- City: Columbus, Ohio
- League: United States Hockey League
- Founded: 1990
- Folded: 2008
- Home arena: Nationwide Arena
- Colors: Navy, red, white
- General manager: Don Harkins
- Head coach: John Fritsche Sr.
- Media: The Columbus Dispatch

Franchise history
- 1990–2006: Cleveland Jr. Barons
- 2006–2008: Ohio Junior Blue Jackets

= Ohio Junior Blue Jackets =

The Ohio Junior Blue Jackets were a Tier 1 junior ice hockey team playing in the East Division of the United States Hockey League (USHL). The 2006–07 USHL media guide (p. 37) lists the Ohio Junior Blue Jackets as the successor to the Thunder Bay Flyers, who played their last USHL game in 2000; however, the team infrastructure was based upon a move of the Cleveland Junior Barons of the NAHL. The Junior Blue Jackets' home ice was at Nationwide Arena, which is also home to the National Hockey League team Columbus Blue Jackets. The franchise was bought, moved to Columbus, and promoted to Tier 1 USHL status ahead of the 2006–07 season. Despite the Blue Jackets playing in a NHL arena the teams on ice play wasn’t as good. The Blue Jackets had amounted to 29 wins and 68 loses in the teams 2 years in the USHL they had finished 5th in the Eastern Conference in the 2006-2007 season and 6th in the Eastern Conference. The Blue Jackets had beaten out the Chicago Steel in the 2006-2007 season. The Blue Jackets had around 1,000-1,500 fans at Nationwide Arena only filling up 5 to 8 of the lower bowl sections leaving 70 to 75 completely empty.

==Ceased Operations==
It was announced on May 11, 2008 that the Jr. Blue Jackets ceased operations for the 2008–2009 season after the owners and league worked to find a suitable location where this franchise could be a success. After finding no location on short notice for the upcoming season, the team ceased operations.

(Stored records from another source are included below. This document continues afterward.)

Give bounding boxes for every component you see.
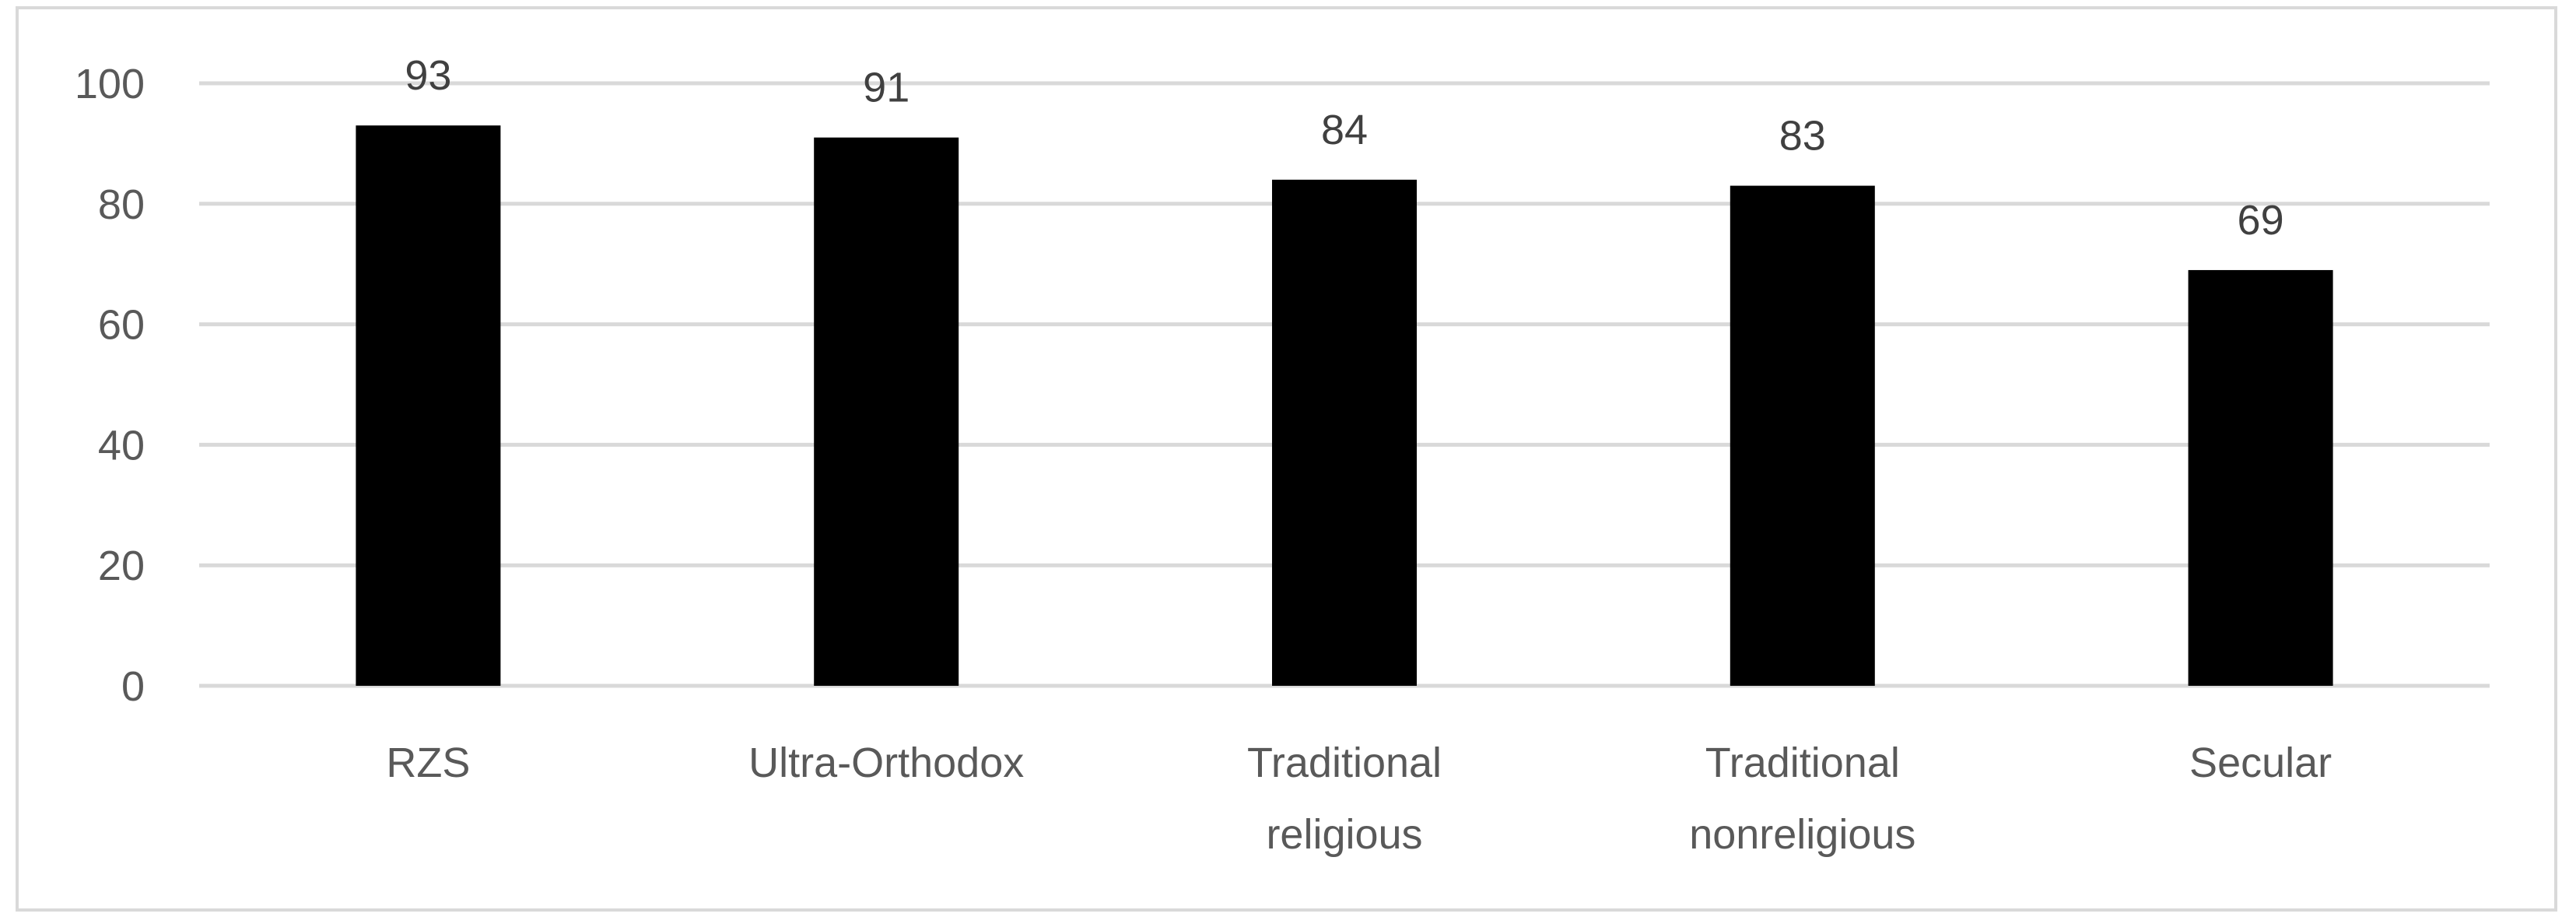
bars	[356, 125, 2333, 687]
x-category-label: Ultra-Orthodox	[748, 740, 1024, 786]
bar	[1730, 185, 1875, 686]
y-tick-label: 80	[98, 181, 145, 228]
data-label: 69	[2238, 197, 2284, 244]
data-label: 91	[863, 65, 909, 111]
data-labels: 93 91 84 83 69	[405, 52, 2283, 244]
data-label: 83	[1779, 113, 1826, 160]
y-tick-label: 40	[98, 422, 145, 469]
y-tick-label: 0	[121, 663, 145, 710]
x-axis-labels: RZS Ultra-Orthodox Traditional religious Tra…	[386, 740, 2332, 858]
bar	[1272, 179, 1417, 687]
x-category-label: Traditional	[1705, 740, 1900, 786]
y-tick-label: 60	[98, 302, 145, 349]
bar	[2188, 269, 2333, 686]
y-tick-label: 20	[98, 543, 145, 589]
data-label: 93	[405, 52, 451, 99]
x-category-label: RZS	[386, 740, 470, 786]
bar	[814, 137, 959, 686]
x-category-label: nonreligious	[1689, 811, 1915, 858]
x-category-label: Secular	[2189, 740, 2332, 786]
data-label: 84	[1321, 107, 1368, 153]
x-category-label: religious	[1266, 811, 1422, 858]
y-tick-label: 100	[75, 61, 145, 107]
y-axis-ticks: 0 20 40 60 80 100	[75, 61, 145, 710]
bar	[356, 125, 501, 686]
x-category-label: Traditional	[1247, 740, 1442, 786]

The USHL Board of Governors approved the transfer of 10–12 veteran players on Ohio's protected list to the Fargo Force, an expansion team for the 2008–2009 season. With the agreement the expansion draft was cancelled and Fargo had to give up their first three rounds picks of the USHL Entry Draft.
Note: "All players on the Ohio affiliate list will become free agents" (USHL).